High quality factor mechanical resonance in a silicon nanowire

TL;DR

This study demonstrates high-quality factor silicon nanowire resonators at millikelvin temperatures, confirming theoretical predictions and highlighting their potential for ultra-sensitive mass sensing applications.

Contribution

The paper reports the fabrication and experimental characterization of silicon nanowire resonators with high quality factors at very low temperatures, aligning with Euler-Bernoulli theory predictions.

Findings

Resonance frequencies match Euler-Bernoulli estimates.

Achieved internal quality factor of 3.62×10^4 at 20 mK.

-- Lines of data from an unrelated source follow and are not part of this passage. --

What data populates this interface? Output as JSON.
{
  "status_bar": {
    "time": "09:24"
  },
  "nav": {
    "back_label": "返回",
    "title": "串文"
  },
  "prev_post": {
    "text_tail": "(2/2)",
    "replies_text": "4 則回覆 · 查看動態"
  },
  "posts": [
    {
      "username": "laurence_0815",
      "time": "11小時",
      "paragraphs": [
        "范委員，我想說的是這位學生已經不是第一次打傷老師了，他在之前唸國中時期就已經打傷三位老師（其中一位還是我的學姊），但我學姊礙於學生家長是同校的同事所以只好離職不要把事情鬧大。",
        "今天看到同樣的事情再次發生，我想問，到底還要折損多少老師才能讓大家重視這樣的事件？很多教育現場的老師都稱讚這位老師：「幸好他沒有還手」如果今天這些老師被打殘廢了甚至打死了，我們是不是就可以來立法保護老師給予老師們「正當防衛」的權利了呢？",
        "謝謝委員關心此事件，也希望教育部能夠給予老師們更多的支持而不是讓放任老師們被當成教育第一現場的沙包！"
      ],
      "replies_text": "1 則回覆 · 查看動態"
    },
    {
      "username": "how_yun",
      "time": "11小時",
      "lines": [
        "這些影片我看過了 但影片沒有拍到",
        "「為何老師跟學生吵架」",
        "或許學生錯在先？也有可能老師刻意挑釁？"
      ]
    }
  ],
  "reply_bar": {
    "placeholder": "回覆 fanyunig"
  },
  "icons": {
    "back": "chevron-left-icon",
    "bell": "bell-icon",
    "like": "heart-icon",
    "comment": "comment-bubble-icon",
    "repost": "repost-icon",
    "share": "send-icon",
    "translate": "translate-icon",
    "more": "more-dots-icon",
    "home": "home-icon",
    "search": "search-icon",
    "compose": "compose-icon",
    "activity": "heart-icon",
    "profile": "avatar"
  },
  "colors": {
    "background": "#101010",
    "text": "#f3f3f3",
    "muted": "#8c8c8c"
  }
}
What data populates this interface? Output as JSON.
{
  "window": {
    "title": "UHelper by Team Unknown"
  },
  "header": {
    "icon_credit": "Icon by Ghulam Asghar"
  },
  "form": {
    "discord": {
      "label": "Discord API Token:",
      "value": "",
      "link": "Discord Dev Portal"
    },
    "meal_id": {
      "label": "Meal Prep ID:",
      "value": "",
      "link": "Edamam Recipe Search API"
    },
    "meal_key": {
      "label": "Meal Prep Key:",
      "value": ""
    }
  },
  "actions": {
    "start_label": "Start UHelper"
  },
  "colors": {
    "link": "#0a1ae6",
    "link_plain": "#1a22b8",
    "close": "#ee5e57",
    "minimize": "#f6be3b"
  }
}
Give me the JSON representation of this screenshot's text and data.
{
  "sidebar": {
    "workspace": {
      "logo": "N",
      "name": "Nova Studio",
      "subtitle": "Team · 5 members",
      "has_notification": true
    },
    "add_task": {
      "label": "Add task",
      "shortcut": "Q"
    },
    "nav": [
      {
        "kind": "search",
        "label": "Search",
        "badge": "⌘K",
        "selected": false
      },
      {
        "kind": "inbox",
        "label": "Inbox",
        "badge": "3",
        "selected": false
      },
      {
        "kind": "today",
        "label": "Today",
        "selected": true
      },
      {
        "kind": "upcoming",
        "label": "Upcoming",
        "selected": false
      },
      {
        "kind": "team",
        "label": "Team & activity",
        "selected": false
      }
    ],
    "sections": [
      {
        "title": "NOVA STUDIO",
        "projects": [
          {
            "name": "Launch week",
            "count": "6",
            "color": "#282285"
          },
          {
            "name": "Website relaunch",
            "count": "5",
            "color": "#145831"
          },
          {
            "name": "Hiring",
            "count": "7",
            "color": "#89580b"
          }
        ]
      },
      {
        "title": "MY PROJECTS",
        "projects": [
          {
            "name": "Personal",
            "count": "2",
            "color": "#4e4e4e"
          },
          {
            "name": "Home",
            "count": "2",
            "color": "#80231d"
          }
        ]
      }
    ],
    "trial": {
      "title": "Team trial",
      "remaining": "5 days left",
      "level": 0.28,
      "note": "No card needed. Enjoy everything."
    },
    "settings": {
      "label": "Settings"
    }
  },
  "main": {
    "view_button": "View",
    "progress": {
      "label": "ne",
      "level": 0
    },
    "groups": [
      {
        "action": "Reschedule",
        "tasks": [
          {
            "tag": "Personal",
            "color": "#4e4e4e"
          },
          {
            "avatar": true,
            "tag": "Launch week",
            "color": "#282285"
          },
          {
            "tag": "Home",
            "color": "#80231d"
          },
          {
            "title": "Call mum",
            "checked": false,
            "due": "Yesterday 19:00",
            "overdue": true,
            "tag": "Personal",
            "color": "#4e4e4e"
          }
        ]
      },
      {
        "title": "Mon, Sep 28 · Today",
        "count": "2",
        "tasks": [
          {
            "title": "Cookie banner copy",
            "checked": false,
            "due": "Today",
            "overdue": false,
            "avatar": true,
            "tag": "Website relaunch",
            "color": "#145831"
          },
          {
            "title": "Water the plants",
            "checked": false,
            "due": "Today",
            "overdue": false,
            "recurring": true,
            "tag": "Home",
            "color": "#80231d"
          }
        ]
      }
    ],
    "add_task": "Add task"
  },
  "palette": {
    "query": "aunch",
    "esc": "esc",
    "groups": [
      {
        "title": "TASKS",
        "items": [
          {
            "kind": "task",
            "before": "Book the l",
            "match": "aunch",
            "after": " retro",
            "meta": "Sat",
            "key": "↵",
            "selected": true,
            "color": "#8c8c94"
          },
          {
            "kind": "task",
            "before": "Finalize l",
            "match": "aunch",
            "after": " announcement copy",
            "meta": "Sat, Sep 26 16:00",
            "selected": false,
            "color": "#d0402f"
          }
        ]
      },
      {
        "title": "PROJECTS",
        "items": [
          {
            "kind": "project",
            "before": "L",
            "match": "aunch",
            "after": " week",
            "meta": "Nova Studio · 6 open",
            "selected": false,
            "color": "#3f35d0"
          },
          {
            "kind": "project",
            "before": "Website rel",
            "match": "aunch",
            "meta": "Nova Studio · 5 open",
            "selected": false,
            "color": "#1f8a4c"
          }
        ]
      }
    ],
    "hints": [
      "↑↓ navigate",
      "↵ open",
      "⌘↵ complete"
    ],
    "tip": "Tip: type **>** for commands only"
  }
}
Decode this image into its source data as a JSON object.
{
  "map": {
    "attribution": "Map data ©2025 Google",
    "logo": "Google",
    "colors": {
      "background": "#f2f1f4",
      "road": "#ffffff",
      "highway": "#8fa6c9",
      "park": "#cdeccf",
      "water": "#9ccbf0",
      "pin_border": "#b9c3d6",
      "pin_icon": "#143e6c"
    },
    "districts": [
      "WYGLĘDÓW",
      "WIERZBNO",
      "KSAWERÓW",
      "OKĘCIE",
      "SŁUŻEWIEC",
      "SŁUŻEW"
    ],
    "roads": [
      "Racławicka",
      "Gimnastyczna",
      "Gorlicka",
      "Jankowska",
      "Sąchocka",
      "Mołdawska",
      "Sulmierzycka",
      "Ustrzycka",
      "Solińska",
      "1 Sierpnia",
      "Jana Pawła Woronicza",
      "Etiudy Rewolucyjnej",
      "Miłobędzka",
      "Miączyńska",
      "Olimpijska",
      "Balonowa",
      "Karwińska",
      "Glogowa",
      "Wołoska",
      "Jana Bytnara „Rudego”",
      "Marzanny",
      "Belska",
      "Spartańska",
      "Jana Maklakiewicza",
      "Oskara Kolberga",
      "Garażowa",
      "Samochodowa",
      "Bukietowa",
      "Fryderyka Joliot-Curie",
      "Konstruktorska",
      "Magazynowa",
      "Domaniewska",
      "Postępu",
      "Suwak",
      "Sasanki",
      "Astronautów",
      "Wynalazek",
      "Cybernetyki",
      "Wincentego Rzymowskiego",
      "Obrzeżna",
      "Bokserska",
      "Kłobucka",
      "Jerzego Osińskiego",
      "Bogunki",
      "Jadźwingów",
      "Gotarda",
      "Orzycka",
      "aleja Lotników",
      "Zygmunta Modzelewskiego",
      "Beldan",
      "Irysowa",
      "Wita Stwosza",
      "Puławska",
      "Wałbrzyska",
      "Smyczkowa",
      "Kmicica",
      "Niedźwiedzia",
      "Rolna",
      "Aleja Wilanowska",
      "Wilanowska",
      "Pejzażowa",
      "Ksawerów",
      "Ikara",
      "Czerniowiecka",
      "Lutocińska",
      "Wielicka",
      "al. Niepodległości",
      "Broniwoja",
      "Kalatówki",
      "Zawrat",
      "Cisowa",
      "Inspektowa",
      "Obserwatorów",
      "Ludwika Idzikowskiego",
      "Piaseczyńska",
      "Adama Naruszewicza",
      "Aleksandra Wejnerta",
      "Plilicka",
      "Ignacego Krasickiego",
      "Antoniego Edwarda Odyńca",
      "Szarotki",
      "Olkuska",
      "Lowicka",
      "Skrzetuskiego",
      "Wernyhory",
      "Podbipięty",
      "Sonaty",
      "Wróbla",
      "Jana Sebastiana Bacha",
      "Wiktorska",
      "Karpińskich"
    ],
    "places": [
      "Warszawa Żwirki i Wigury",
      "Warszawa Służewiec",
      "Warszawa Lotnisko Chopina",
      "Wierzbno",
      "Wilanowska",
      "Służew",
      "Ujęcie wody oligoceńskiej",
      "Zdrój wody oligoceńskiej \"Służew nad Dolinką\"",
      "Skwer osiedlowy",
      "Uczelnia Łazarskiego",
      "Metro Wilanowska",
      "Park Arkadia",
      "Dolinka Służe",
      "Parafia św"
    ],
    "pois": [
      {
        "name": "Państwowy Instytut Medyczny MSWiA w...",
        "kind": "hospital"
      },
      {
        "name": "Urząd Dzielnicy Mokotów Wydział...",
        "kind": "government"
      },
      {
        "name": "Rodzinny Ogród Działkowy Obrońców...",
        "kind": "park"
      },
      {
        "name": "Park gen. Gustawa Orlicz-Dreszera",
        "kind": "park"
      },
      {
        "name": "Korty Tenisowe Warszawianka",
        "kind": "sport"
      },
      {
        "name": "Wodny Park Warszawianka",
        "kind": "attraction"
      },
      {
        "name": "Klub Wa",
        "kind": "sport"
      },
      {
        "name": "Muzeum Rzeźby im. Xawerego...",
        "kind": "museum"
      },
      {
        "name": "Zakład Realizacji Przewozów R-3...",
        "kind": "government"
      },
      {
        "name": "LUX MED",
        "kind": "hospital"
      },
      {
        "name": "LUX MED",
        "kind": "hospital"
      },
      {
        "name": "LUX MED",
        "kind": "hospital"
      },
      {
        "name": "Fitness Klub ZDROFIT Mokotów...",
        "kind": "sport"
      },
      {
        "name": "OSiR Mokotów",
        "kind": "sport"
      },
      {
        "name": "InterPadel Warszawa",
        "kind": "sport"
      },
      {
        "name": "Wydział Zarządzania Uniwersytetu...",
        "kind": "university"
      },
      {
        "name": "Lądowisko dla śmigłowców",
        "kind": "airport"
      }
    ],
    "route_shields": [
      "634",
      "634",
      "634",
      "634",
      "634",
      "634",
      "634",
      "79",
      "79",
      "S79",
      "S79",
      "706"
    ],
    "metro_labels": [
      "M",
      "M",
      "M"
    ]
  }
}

Potential mass sensitivity of approximately 6×10^{-20} g/Hz^{1/2}.

Abstract

Resonance properties of nanomechanical resonators based on doubly clamped silicon nanowires, fabricated from silicon-on-insulator and coated with a thin layer of aluminum, were experimentally investigated. Resonance frequencies of the fundamental mode were measured at a temperature of $20\,\mathrm{mK}$ for nanowires of various sizes using the magnetomotive scheme. The measured values of the resonance frequency agree with the estimates obtained from the Euler-Bernoulli theory. The measured internal quality factor of the $5\,\mathrm{\mu m}$-long resonator, $3.62\times10^4$, exceeds the corresponding values of similar resonators investigated at higher temperatures. The structures presented can be used as mass sensors with an expected sensitivity $\sim 6 \times 10^{-20}\,\mathrm{g}\,\mathrm{Hz}^{-1/2}$.